Но я-то теперь живу в открытом пространстве, давно изгнанный из несторовой цитадели с ее исчислимыми обитателями. Я словно бреду наугад, но все же вдохновляемый уверенностью, что некая незримая нить ведет меня к неведомой мне цели. «Пусть память о Христофоре сделает твой шаг уверенным».

Вернувшись в гараж, я решил проверить, сколько именно детей проживает во Франции на данный момент. Свои изыскания я ограничил двенадцатью годами, возрастом, который считаю самым характерным, своего рода расцветом детства, за которым, увы, следует упадок вследствие начавшегося полового созревания. Вот цифры, которые мне предоставил знакомый журналист, специализирующийся на демографии:

РОЖДАЕМОСТЬ ВО ФРАНЦИИ

Год Общее количество Мальчики Девочки

1926 767500 392100 375400

1927 743800 379700 364100

1928 749300 383600 365700

1929 730100 373000 357100

Выходит, что 1938 год был исключительно урожайным. Подобное сгущение детей до двенадцати еще долго не будет достигнуто, так как их число в 1939 году упадет, в 1940 чуть увеличится по сравнению с предыдущим, но зато в 1941 еще больше уменьшится.

15 ноября 1938.

Вчера вечером супруги Жэрве почти силком затащили меня в Оперу на моцартовского «Дон-Жуана».

Оперу я всегда терпеть не мог, но только теперь понял почему. Потому что она карикатурно выпячивает черты, присущие каждому полу. Если мужчина, то настолько мужественный, что просто зверюга. Если женщина, то настолько женственная, что постоянно бьется в истерике. Признаться, я даже толком не могу понять, почему уверен, что такое качество, как бодрость, столь ценимое мною, по сравнению с которым другие свойства мне кажутся не более, чем фальшивыми монетами или чеками без покрытия, совершенно чуждо жанру оперы.
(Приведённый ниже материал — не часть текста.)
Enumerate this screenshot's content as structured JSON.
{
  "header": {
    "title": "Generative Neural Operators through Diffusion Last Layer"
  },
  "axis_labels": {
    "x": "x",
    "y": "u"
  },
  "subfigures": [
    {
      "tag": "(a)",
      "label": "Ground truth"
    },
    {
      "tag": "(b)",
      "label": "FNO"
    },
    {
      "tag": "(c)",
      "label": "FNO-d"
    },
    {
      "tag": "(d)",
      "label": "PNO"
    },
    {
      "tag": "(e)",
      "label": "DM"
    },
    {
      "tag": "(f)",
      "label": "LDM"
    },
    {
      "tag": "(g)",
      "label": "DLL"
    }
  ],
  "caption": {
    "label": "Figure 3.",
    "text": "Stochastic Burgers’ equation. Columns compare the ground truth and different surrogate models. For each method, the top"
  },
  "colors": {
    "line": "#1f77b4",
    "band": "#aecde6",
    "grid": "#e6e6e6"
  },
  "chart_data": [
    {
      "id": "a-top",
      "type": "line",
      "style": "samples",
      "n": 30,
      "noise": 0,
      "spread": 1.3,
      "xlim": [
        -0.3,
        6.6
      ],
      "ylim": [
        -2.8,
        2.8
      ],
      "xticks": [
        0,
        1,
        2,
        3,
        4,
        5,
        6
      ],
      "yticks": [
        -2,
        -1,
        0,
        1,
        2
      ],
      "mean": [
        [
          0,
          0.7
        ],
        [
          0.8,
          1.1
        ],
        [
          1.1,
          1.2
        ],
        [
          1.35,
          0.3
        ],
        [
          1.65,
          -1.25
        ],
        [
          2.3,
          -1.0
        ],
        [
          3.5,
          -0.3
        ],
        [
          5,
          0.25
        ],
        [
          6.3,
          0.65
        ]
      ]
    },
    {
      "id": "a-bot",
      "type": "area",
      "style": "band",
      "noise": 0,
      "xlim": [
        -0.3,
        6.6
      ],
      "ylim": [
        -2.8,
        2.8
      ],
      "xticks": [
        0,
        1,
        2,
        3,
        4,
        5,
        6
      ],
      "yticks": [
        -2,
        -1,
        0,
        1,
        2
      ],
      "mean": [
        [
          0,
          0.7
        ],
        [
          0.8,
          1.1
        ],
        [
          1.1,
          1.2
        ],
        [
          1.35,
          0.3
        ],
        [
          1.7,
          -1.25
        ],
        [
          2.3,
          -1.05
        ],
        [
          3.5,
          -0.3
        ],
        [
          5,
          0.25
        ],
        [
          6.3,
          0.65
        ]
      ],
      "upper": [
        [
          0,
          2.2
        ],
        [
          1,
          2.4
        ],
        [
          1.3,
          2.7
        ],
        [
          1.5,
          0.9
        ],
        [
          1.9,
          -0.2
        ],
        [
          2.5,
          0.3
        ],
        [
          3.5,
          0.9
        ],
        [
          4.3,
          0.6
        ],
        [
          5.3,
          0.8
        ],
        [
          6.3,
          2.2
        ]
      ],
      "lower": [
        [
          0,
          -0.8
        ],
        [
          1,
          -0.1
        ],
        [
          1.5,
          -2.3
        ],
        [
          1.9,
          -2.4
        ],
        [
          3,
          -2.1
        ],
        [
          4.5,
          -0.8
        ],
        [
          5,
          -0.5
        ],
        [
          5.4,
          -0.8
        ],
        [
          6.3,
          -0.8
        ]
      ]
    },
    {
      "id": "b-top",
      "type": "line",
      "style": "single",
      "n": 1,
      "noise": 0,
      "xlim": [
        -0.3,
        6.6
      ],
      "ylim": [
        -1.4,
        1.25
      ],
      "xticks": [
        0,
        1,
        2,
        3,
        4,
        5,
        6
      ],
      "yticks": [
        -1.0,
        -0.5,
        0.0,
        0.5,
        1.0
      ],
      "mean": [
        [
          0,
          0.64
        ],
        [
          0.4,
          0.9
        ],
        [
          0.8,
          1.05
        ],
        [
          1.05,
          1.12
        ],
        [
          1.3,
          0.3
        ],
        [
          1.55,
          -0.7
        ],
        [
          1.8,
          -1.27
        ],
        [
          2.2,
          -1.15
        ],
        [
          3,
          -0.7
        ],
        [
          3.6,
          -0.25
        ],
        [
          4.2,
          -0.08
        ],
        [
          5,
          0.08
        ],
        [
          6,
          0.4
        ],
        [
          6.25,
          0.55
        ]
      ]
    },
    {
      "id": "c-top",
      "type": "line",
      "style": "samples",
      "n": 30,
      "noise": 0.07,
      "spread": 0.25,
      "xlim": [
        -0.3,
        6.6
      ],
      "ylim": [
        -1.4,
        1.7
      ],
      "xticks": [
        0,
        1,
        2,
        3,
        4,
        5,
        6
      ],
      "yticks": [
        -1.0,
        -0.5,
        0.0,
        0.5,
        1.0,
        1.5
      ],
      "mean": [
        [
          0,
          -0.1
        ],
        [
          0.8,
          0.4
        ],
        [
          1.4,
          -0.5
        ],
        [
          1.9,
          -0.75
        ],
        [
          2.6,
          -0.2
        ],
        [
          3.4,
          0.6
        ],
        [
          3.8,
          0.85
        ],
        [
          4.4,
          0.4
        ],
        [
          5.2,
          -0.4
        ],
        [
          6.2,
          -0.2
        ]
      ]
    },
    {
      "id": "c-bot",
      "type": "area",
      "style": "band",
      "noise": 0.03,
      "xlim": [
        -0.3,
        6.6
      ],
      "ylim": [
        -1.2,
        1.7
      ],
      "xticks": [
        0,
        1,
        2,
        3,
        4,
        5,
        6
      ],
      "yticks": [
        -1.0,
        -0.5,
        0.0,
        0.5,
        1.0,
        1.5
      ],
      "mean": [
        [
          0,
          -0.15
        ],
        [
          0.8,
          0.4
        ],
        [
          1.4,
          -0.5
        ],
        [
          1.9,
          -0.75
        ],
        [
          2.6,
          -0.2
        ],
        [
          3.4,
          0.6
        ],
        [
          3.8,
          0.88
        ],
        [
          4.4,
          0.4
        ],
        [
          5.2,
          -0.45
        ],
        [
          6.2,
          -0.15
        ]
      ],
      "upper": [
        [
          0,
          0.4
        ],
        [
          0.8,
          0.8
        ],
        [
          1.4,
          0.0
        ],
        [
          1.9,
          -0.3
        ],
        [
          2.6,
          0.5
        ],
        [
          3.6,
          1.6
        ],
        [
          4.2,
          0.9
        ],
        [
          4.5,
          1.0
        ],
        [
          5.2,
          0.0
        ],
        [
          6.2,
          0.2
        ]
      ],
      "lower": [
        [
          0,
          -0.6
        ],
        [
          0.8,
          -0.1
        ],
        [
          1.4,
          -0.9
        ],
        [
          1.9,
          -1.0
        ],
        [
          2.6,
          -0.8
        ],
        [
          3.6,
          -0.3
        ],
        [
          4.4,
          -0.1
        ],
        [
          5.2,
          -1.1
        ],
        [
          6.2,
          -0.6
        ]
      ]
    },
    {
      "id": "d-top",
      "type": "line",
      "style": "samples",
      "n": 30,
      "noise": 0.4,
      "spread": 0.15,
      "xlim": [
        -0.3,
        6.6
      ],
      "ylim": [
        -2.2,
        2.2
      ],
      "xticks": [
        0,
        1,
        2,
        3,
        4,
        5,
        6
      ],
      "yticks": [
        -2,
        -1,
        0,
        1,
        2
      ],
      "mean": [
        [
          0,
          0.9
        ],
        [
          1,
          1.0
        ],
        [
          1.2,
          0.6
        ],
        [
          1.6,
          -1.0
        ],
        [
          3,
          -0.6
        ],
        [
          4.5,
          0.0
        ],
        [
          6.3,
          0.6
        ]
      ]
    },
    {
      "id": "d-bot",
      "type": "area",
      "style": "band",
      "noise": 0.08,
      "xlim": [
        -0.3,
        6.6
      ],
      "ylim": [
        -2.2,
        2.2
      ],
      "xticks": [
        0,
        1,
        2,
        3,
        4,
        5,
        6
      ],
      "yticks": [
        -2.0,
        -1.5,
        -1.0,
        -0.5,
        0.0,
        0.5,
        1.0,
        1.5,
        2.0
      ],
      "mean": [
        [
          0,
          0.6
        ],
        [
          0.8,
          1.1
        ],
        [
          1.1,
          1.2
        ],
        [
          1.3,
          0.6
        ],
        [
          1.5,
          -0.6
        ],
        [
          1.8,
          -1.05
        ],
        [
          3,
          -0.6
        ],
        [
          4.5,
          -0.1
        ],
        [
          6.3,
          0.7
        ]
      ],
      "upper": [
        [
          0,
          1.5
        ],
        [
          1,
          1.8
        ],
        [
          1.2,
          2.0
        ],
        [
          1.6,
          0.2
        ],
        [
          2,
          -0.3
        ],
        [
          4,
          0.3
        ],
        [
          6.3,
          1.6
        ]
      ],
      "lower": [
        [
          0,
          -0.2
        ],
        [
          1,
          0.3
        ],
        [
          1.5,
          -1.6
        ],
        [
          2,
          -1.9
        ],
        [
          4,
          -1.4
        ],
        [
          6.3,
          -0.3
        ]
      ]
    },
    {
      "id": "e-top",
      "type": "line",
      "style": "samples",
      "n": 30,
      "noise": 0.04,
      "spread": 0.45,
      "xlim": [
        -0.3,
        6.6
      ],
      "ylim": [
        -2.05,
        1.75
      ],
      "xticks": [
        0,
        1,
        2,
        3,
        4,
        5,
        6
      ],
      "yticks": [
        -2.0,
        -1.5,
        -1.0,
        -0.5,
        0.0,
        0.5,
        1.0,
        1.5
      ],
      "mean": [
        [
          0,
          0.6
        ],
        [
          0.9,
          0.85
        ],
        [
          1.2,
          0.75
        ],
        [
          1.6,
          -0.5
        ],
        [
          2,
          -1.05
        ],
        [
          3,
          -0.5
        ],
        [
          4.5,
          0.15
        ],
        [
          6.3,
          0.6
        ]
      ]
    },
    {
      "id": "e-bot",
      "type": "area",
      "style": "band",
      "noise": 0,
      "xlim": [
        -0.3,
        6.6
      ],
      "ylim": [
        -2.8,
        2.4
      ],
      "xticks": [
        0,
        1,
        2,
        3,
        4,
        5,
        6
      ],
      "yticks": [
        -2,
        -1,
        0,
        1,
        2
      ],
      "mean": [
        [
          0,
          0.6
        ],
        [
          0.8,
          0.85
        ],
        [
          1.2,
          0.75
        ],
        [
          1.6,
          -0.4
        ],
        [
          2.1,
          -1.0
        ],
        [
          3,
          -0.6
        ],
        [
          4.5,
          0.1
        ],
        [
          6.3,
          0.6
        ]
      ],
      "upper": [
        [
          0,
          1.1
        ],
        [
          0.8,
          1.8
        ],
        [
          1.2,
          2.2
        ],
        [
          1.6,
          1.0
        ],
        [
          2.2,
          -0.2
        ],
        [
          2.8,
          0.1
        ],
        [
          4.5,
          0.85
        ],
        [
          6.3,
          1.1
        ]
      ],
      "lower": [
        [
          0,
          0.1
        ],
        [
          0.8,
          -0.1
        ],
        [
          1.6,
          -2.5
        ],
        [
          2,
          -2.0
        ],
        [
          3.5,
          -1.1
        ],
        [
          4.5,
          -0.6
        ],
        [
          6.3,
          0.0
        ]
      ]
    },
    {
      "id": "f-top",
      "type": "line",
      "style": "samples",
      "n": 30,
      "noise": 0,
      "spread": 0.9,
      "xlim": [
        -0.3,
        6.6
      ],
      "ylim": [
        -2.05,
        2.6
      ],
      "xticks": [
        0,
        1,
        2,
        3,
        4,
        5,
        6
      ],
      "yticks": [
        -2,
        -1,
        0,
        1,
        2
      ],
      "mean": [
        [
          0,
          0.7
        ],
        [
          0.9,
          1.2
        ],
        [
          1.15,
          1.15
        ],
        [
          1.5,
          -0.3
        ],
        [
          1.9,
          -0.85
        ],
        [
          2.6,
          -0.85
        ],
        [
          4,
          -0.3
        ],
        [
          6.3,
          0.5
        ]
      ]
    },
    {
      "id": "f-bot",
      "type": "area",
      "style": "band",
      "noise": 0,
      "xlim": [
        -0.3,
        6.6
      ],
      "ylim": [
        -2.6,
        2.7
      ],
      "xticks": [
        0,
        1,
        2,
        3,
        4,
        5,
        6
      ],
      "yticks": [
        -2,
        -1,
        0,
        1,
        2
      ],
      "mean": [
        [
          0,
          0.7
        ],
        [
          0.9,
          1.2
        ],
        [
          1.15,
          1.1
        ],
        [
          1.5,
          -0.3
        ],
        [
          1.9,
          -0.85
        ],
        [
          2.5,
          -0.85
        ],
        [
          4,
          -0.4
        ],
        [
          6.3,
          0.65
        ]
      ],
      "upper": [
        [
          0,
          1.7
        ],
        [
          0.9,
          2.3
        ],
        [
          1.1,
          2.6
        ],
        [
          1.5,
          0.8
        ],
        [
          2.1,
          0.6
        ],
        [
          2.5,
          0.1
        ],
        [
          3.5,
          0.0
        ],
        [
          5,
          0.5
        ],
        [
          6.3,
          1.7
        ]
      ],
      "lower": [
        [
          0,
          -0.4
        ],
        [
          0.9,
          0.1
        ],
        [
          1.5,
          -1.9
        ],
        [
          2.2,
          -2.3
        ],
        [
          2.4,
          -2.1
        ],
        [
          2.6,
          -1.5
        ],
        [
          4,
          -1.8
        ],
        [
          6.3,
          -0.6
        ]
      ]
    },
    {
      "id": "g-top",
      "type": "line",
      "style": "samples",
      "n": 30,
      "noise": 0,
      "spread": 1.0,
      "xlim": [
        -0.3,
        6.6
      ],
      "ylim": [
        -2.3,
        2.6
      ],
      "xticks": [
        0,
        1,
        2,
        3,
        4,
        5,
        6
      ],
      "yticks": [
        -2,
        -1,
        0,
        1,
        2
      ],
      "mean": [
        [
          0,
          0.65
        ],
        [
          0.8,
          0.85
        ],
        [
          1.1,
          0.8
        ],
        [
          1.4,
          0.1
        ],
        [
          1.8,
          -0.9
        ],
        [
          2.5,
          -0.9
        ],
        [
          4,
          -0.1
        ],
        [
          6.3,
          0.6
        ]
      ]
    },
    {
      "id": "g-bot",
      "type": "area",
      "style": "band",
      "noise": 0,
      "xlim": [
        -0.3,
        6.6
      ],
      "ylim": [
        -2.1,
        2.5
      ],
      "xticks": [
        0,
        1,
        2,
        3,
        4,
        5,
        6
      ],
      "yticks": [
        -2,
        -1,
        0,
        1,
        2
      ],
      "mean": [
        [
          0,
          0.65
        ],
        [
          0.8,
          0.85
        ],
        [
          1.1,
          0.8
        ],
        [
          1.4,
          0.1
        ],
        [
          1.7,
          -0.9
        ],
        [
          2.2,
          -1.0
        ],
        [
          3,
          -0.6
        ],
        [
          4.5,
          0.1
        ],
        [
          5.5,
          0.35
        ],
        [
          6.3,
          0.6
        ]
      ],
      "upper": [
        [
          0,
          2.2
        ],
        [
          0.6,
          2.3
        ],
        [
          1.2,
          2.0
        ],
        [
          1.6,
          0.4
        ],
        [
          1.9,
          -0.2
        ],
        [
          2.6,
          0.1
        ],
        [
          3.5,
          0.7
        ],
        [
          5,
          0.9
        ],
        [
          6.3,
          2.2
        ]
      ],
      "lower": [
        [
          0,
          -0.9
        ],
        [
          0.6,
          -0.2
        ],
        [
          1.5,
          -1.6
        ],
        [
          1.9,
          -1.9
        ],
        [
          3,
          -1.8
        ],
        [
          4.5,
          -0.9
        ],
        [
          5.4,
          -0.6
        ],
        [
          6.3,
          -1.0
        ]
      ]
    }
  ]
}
Опера способна быть мужественной, величавой, великолепной, даже по-своему красивой — помпезной, заносчивой, бравурной красотой. В ней могут наличествовать глубина, жестокость, страсть. Все, что угодно, только не бодрость. Ее начисто лишены и музыка, и декорации, и само действие, и тем более актеры. Опера для меня — зрительный зал вместе со сценой, — одно из тех душных пространств, где остро чувствуется отсутствие детей. Тьфу на нее!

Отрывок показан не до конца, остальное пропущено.